The 16-year-old great-grandson of Cleveland Mayor Frank Jackson was arrested on suspicion of shooting at Cleveland police officers, according to court documents.

The teen and a 17-year-old boy were charged Friday with felonious assault, discharging a firearm, improperly handling a gun in a car and criminal damaging.

Both teens are being held in the Cuyahoga County Juvenile Detention Center until a July 29 pretrial.

Jackson’s great-grandson and another teen fired shots at the officers about 11:50 p.m. on East 86th Street near Quincy Avenue, according to police.

Officers spotted duo in a car about three miles south on East 93rd Street and Harvard Avenue, according to police.

One of the teens was arrested during the stop, police said. The passenger got out of the car and ran. Officers caught up to him and arrested him, according to police.

Officers reported finding a gun inside the car. Cleveland police have not released any other information on the incident.

No police officer was hit by gunfire.

Jackson’s spokesman, Dan Williams, said he would try to reach the mayor for comment but never returned the call.

The great-grandson was previously arrested on burglary and gun possession charges in 2017.

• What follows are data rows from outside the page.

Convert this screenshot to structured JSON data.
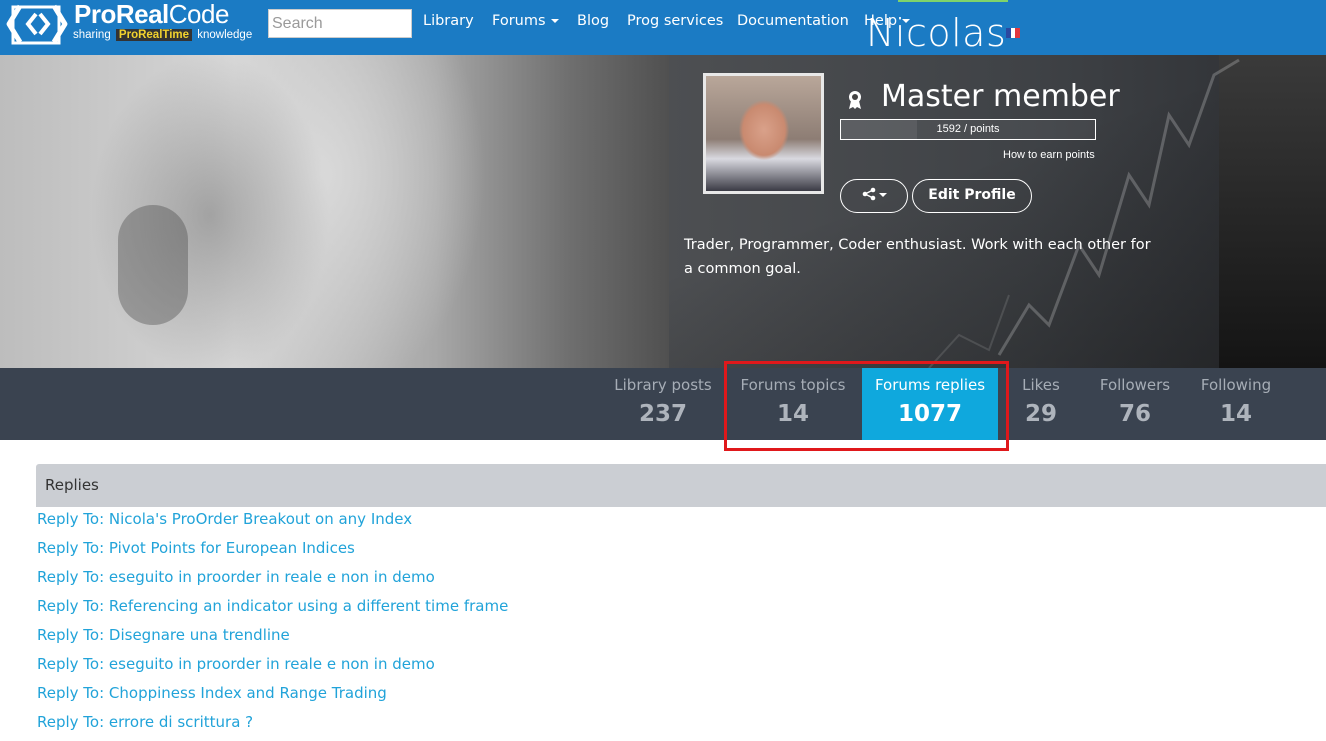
{
  "brand": {
    "title_bold": "ProReal",
    "title_thin": "Code",
    "sub_before": "sharing",
    "sub_highlight": "ProRealTime",
    "sub_after": "knowledge"
  },
  "search": {
    "placeholder": "Search",
    "value": ""
  },
  "nav": {
    "library": "Library",
    "forums": "Forums",
    "blog": "Blog",
    "prog_services": "Prog services",
    "documentation": "Documentation",
    "help": "Help"
  },
  "profile": {
    "name": "Nicolas",
    "country_flag_colors": [
      "#2a49a1",
      "#ffffff",
      "#e3373e"
    ],
    "rank": "Master member",
    "points_text": "1592 / points",
    "points_fraction": 0.3,
    "how_to_earn": "How to earn points",
    "share_icon": "share-icon",
    "edit_button": "Edit Profile",
    "bio": "Trader, Programmer, Coder enthusiast. Work with each other for a common goal."
  },
  "stats": {
    "library_posts": {
      "label": "Library posts",
      "count": "237"
    },
    "forums_topics": {
      "label": "Forums topics",
      "count": "14"
    },
    "forums_replies": {
      "label": "Forums replies",
      "count": "1077"
    },
    "likes": {
      "label": "Likes",
      "count": "29"
    },
    "followers": {
      "label": "Followers",
      "count": "76"
    },
    "following": {
      "label": "Following",
      "count": "14"
    }
  },
  "colors": {
    "navbar": "#1b7bc4",
    "stats_bg": "#3a4350",
    "active_stat": "#0fa8dd",
    "highlight_border": "#e0181b",
    "link": "#21a3d9"
  },
  "replies": {
    "title": "Replies",
    "items": [
      "Reply To: Nicola's ProOrder Breakout on any Index",
      "Reply To: Pivot Points for European Indices",
      "Reply To: eseguito in proorder in reale e non in demo",
      "Reply To: Referencing an indicator using a different time frame",
      "Reply To: Disegnare una trendline",
      "Reply To: eseguito in proorder in reale e non in demo",
      "Reply To: Choppiness Index and Range Trading",
      "Reply To: errore di scrittura ?"
    ]
  }
}
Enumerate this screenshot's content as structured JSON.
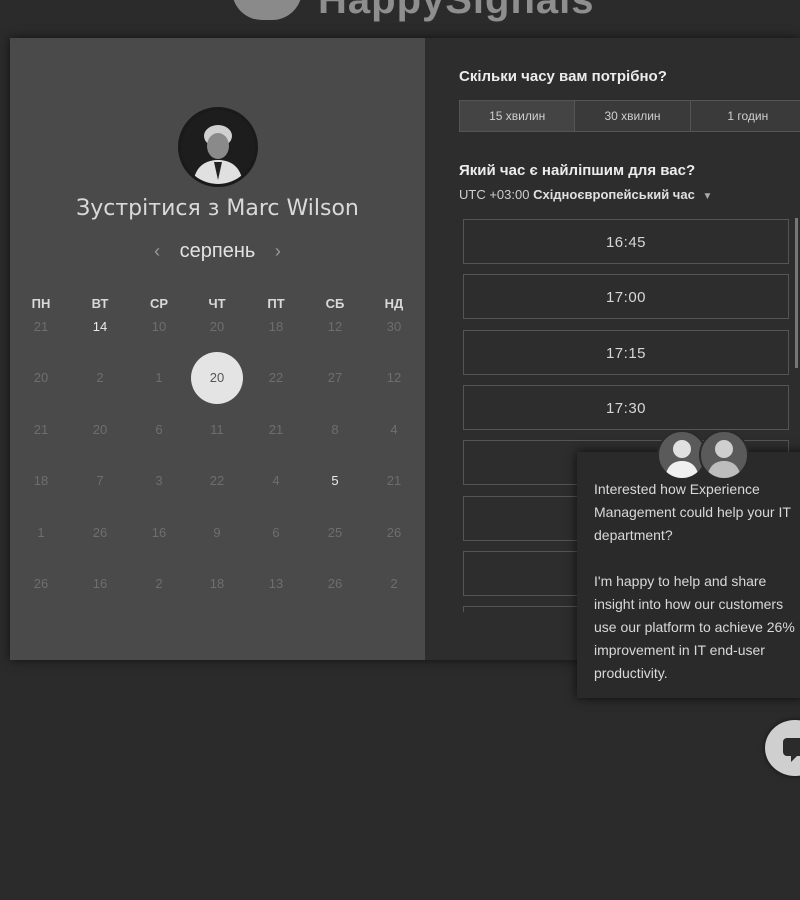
{
  "brand": {
    "logo_text": "HappySignals"
  },
  "host": {
    "meet_title": "Зустрітися з Marc Wilson",
    "avatar_icon": "person-avatar"
  },
  "calendar": {
    "month": "серпень",
    "prev_icon": "chevron-left-icon",
    "next_icon": "chevron-right-icon",
    "weekdays": [
      "ПН",
      "ВТ",
      "СР",
      "ЧТ",
      "ПТ",
      "СБ",
      "НД"
    ],
    "weeks": [
      [
        "21",
        "14",
        "10",
        "20",
        "18",
        "12",
        "30"
      ],
      [
        "20",
        "2",
        "1",
        "20",
        "22",
        "27",
        "12"
      ],
      [
        "21",
        "20",
        "6",
        "11",
        "21",
        "8",
        "4"
      ],
      [
        "18",
        "7",
        "3",
        "22",
        "4",
        "5",
        "21"
      ],
      [
        "1",
        "26",
        "16",
        "9",
        "6",
        "25",
        "26"
      ],
      [
        "26",
        "16",
        "2",
        "18",
        "13",
        "26",
        "2"
      ]
    ],
    "available": [
      [
        0,
        1
      ],
      [
        3,
        5
      ]
    ],
    "selected": [
      1,
      3
    ]
  },
  "duration": {
    "title": "Скільки часу вам потрібно?",
    "options": [
      "15 хвилин",
      "30 хвилин",
      "1 годин"
    ],
    "active_index": 0
  },
  "timepicker": {
    "title": "Який час є найліпшим для вас?",
    "tz_offset": "UTC +03:00",
    "tz_name": "Східноєвропейський час",
    "slots": [
      "16:45",
      "17:00",
      "17:15",
      "17:30",
      "",
      "",
      "",
      ""
    ]
  },
  "chat": {
    "paragraph1": "Interested how Experience Management could help your IT department?",
    "paragraph2": "I'm happy to help and share insight into how our customers use our platform to achieve 26% improvement in IT end-user productivity.",
    "launcher_icon": "chat-bubble-icon"
  }
}
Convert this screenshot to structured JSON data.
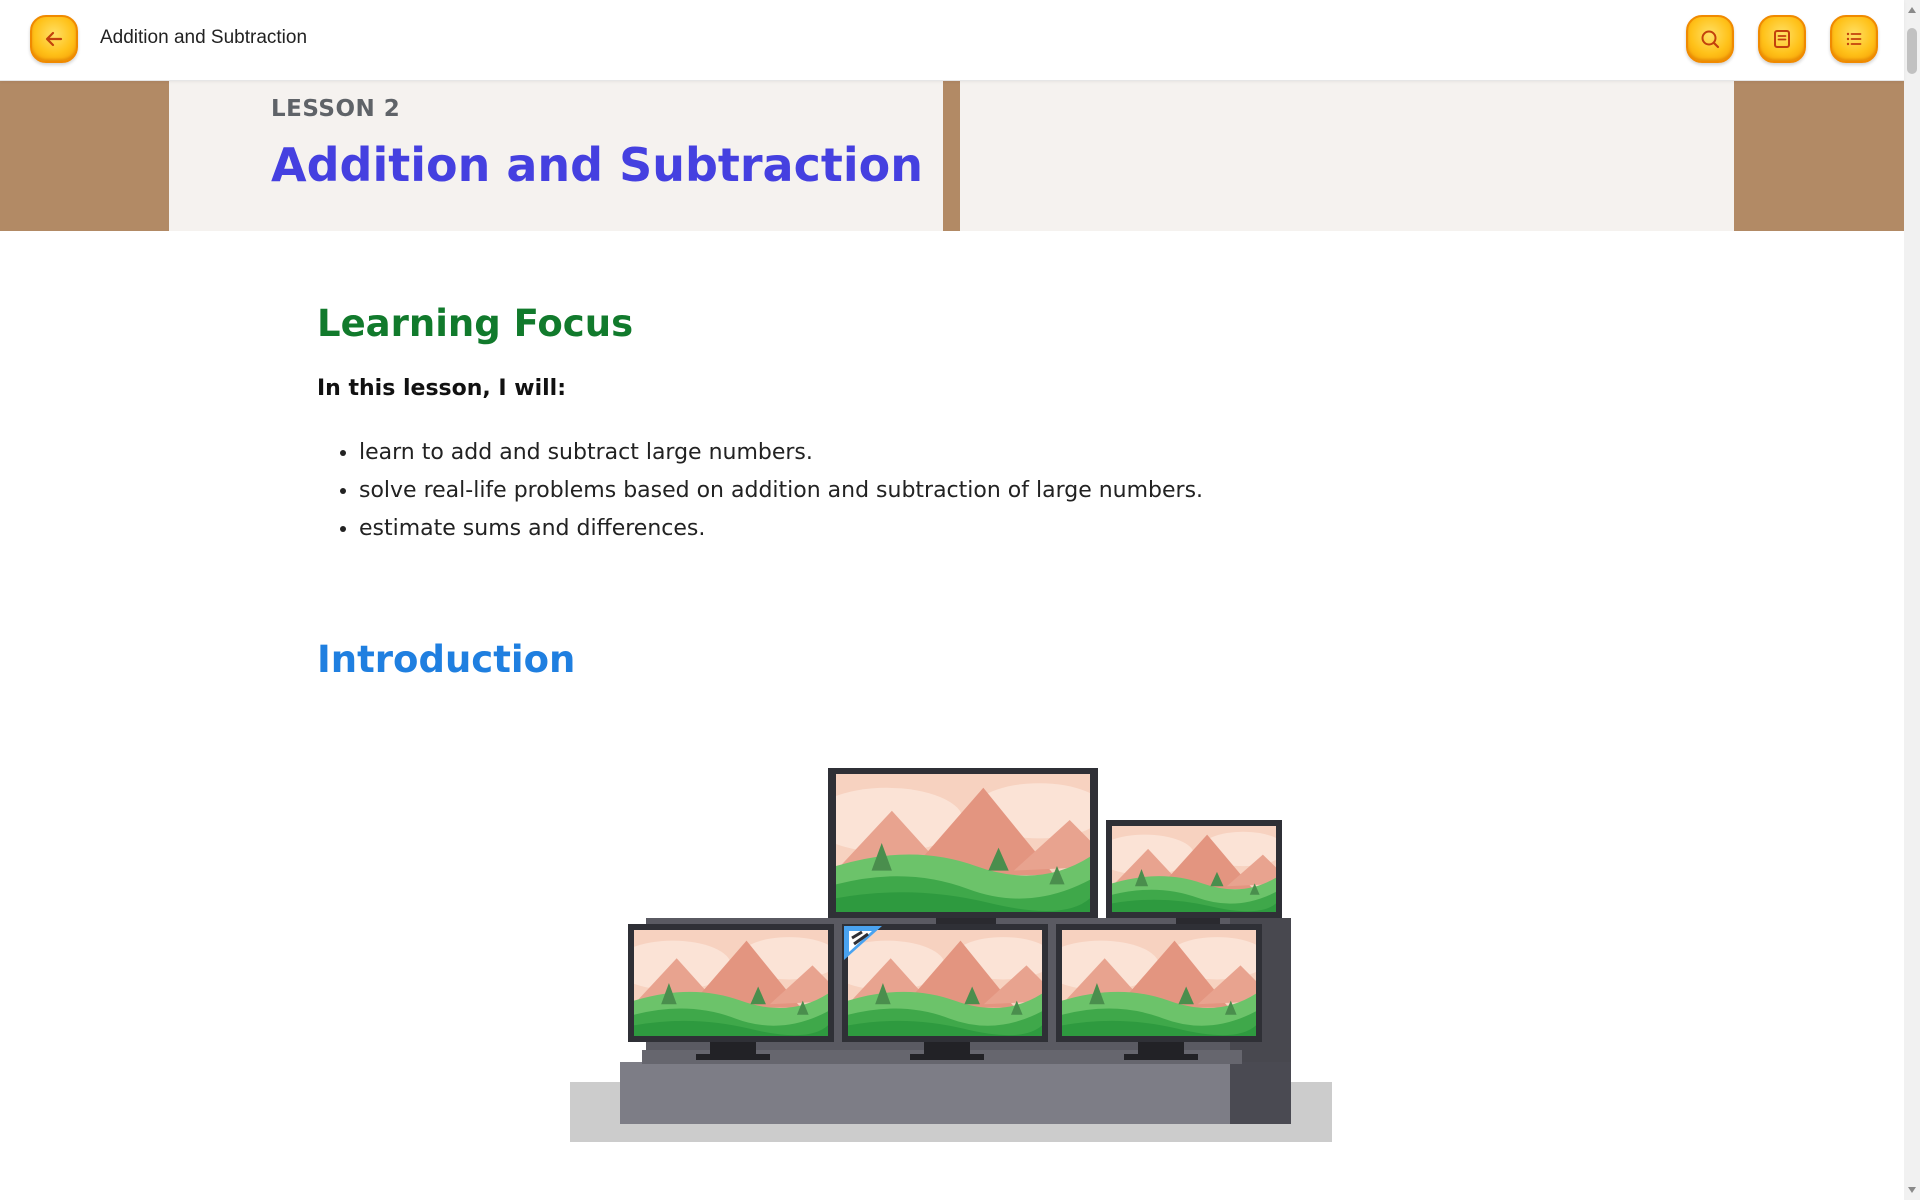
{
  "topbar": {
    "title": "Addition and Subtraction",
    "back_icon": "arrow-left-icon",
    "search_icon": "search-icon",
    "notes_icon": "note-icon",
    "menu_icon": "list-icon",
    "accent_color": "#ffc21a"
  },
  "banner": {
    "lesson_number": "LESSON 2",
    "lesson_title": "Addition and Subtraction",
    "title_color": "#4540e0"
  },
  "learning_focus": {
    "heading": "Learning Focus",
    "lead": "In this lesson, I will:",
    "items": [
      "learn to add and subtract large numbers.",
      "solve real-life problems based on addition and subtraction of large numbers.",
      "estimate sums and differences."
    ],
    "heading_color": "#117a2c"
  },
  "introduction": {
    "heading": "Introduction",
    "heading_color": "#1f7fe0",
    "illustration": "stacked-television-monitors-illustration"
  }
}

Jackson’s tenure as mayor has included a push to curb gun violence in the city. In 2014 he launched an attempt at sweeping gun regulation in the city, including requiring anyone convicted of a gun crime to register with the city, similar to the sex-offender registry, and a law that would have prohibited leaving a gun where it could be accessed by someone under the age of 18.

Those attempts were ruled unconstitutional by an appeals court in 2017. The appeals court, however, allowed to laws to remain: one that restricted the selling of guns to anyone who is intoxicated and another that prohibited giving guns to minors.

In 2017, Jackson announced plans for a multi-million approach at treating violence holistically and as an public-health issue. The plans included partnerships between government, nonprofits and private-sector entities to address underlying social issues that lead to violence in Cleveland.